Thousands of people were without power across Northland, Auckland and the Coromandel Peninsula overnight on Monday. The numbers of those affected are constantly rising. On Monday afternoon, Northpower said about a quarter of its customers were without electricity.

Businesses and residents in Auckland remain anxious of further property damage after last week's weather, which left thousands of homes damaged and the ground sodden and prone to slips.

Major routes across northern regions are expected to be closed as the storm intensifies through Monday evening and into Tuesday. Waka Kotahi NZ Transport Agency said the SH1 between Brynderwyn and Waipu was closed due to large slips, with detours in place. Look out for updates on the Waka Kotahi website.

Northland Regional Council's hydrology team on Monday morning said most of the rain at that point had fallen on the east coast, from Kaeo in the north to the Brynderwyns in the south. The highest totals over the 30 hours from 9pm on Saturday to 3am Monday had been near Whangarei, with 188mm recorded by the Glenbervie rain gauge, 174mm at Water Street in Whangārei, and 146mm recorded at Puhipuhi.

Local authorities are warning of higher tides than usual Monday.

Air travel is also impacted. Air New Zealand cancelled all domestic flights from or through Auckland, Hamilton, Tauranga and Taupō, until at least midday Tuesday. Some international flights were also either cancelled, or diverted to another New Zealand airport.

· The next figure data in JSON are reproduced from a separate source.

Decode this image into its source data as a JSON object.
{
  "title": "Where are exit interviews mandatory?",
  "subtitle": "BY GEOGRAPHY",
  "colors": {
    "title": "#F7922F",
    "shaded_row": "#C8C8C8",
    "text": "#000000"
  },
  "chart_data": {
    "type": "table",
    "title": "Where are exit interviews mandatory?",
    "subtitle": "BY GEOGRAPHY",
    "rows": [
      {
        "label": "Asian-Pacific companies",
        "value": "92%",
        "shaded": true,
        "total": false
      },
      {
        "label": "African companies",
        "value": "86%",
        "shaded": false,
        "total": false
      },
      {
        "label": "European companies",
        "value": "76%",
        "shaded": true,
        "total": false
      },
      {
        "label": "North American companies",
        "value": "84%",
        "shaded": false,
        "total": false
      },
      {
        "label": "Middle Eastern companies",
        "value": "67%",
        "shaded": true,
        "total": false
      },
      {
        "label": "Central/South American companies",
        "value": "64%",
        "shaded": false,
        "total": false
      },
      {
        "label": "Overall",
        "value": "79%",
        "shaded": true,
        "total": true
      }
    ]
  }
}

The storm is forecast to ease heading into Wednesday and Thursday. People in the meantime are being advised by authorities to bunker down, avoid any unnecessary travel and take other precautionary measures to stay safe.

The weather event was downgraded at the weekend to a sub-tropical low pressure system from a Category 2 cyclone, which passed over Norfolk Island on Sunday. The storm's most destructive winds did not hit the island, the Australian outpost's emergency management authority said.